New Benchmark for On-Device AI Released
Salesforce AI Research has developed MobileAIBench, a new benchmarking suite for systematically evaluating large language and multimodal models on consumer hardware. The suite tests model performance on metrics like latency, power consumption, and accuracy for tasks involving text, images, and speech. The results are intended to help developers understand the trade-offs between cloud-based performance and the privacy and speed of local, on-device inference.
- MobileAIBench is the first open-source framework designed specifically for testing the task-specific performance of large language and multimodal models on mobile devices. It consists of a desktop evaluation library and an iOS app for measuring latency and hardware utilization on a real iPhone. - The benchmark's on-device testing was conducted on an iPhone 14, measuring metrics like CPU and RAM usage, battery drain, and time-to-first-token.
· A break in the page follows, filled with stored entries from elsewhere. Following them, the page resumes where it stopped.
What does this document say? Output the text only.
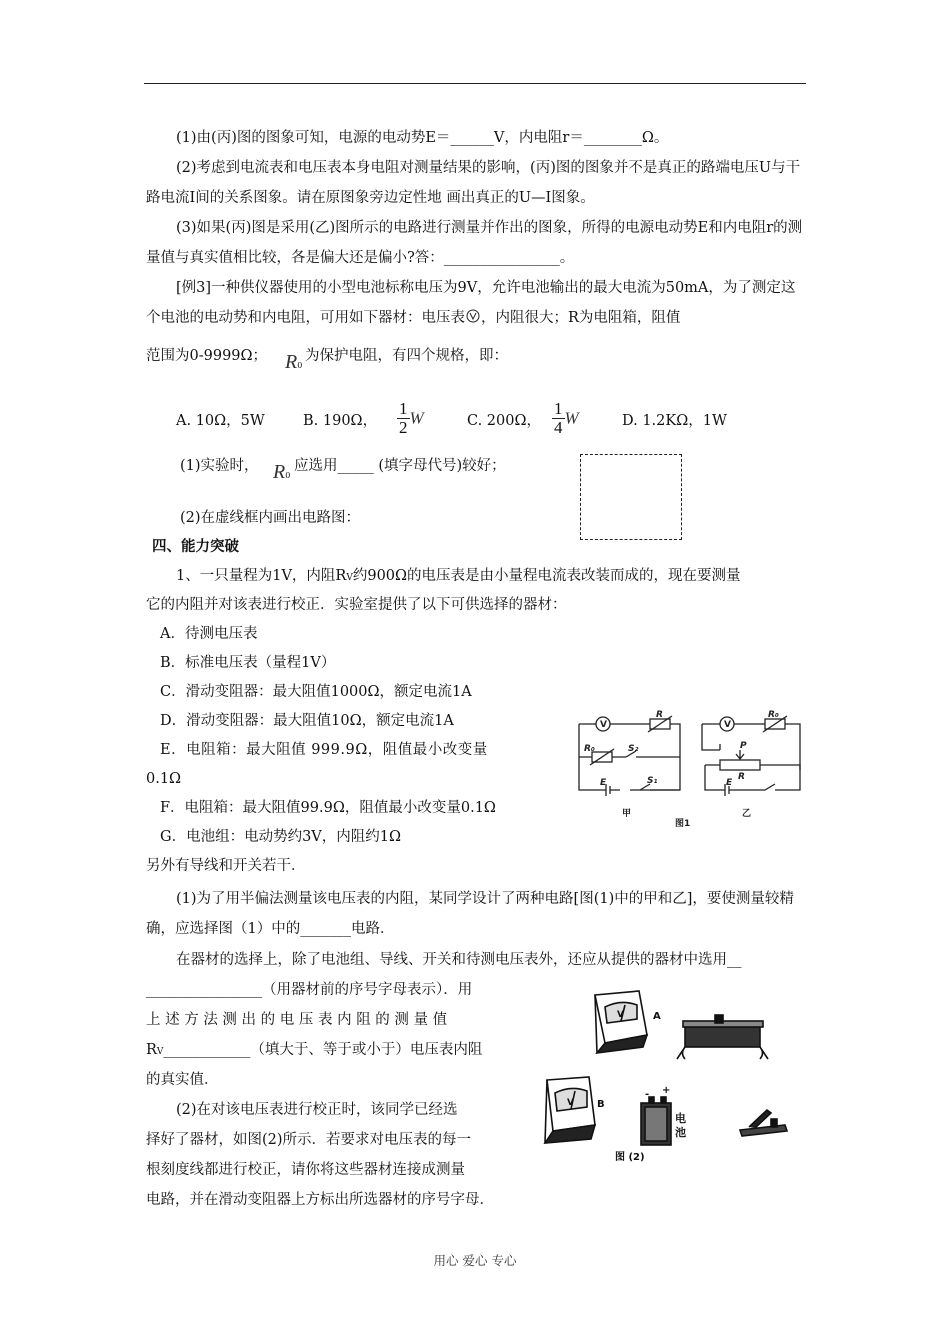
(1)由(丙)图的图象可知，电源的电动势E＝______V，内电阻r＝________Ω。
(2)考虑到电流表和电压表本身电阻对测量结果的影响，(丙)图的图象并不是真正的路端电压U与干路电流I间的关系图象。请在原图象旁边定性地 画出真正的U—I图象。
(3)如果(丙)图是采用(乙)图所示的电路进行测量并作出的图象，所得的电源电动势E和内电阻r的测量值与真实值相比较，各是偏大还是偏小?答：________________。
[例3]一种供仪器使用的小型电池标称电压为9V，允许电池输出的最大电流为50mA，为了测定这个电池的电动势和内电阻，可用如下器材：电压表 ，内阻很大；R为电阻箱，阻值
范围为0-9999Ω； R0
为保护电阻，有四个规格，即：
A. 10Ω，5W	B. 190Ω， $\frac{1}{2}$ W	C. 200Ω， $\frac{1}{4}$ W	D. 1.2KΩ，1W
(1)实验时， R0
应选用_____ (填字母代号)较好；
(2)在虚线框内画出电路图：
四、能力突破
1、一只量程为1V，内阻RV约900Ω的电压表是由小量程电流表改装而成的，现在要测量
它的内阻并对该表进行校正．实验室提供了以下可供选择的器材：
A．待测电压表
B．标准电压表（量程1V）
C．滑动变阻器：最大阻值1000Ω，额定电流1A
D．滑动变阻器：最大阻值10Ω，额定电流1A
E．电阻箱：最大阻值 999.9Ω，阻值最小改变量
0.1Ω
F．电阻箱：最大阻值99.9Ω，阻值最小改变量0.1Ω
G．电池组：电动势约3V，内阻约1Ω
另外有导线和开关若干．
V
R
R₀	S₂
E	S₁
甲
V
R₀
P
R
E
乙
图1
(1)为了用半偏法测量该电压表的内阻，某同学设计了两种电路[图(1)中的甲和乙]，要使测量较精确，应选择图（1）中的_______电路．
在器材的选择上，除了电池组、导线、开关和待测电压表外，还应从提供的器材中选用__
________________（用器材前的序号字母表示）．用
上 述 方 法 测 出 的 电 压 表 内 阻 的 测 量 值
RV____________（填大于、等于或小于）电压表内阻
的真实值．
(2)在对该电压表进行校正时，该同学已经选
择好了器材，如图(2)所示．若要求对电压表的每一
根刻度线都进行校正，请你将这些器材连接成测量
电路，并在滑动变阻器上方标出所选器材的序号字母．
V	A
V B
- +
电
池
图 (2)
用心 爱心 专心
This focus on real-world hardware provides developers with practical insights into how models will perform in users' hands. - A key finding from the research is that while quantization is effective at reducing model size, extreme quantization to 3-bits can lead to a significant drop in accuracy without a corresponding improvement in inference latency. For multimodal models, performance generally remains consistent until the 3-bit quantization level, with some models like Moondream2 showing surprising robustness. - The research highlights a clear trade-off between a model's accuracy and its disk usage, with a linear trend showing that higher accuracy generally correlates with larger model sizes. The benchmark helps developers identify models that offer the best balance of performance and size for their specific needs. - While other benchmarks like MLPerf Mobile evaluate the performance of mobile AI, MobileAIBench is unique in its focus on the impact of quantization on task-specific accuracy and its comprehensive analysis of both performance and resource consumption on real devices. - The project is led by researchers at Salesforce AI Research, including Silvio Savarese, an Executive VP and Chief Scientist at Salesforce. This work is part of Salesforce's broader strategy to advance AI and empower developers with the tools needed to build the next generation of AI-powered CRM applications. - For engineers interested in the practical application of AI, MobileAIBench provides reproducible evaluations for a range of open-source models, including TinyLLaMA, Phi-2, Gemma, and StableLM-Zephyr. This allows developers to assess the viability of these models for their own on-device applications. - The development of MobileAIBench underscores the growing importance of on-device AI for enhancing user privacy, enabling offline functionality, and improving application responsiveness. As the field of AI continues to evolve, we can expect to see a greater emphasis on optimizing models for resource-constrained environments.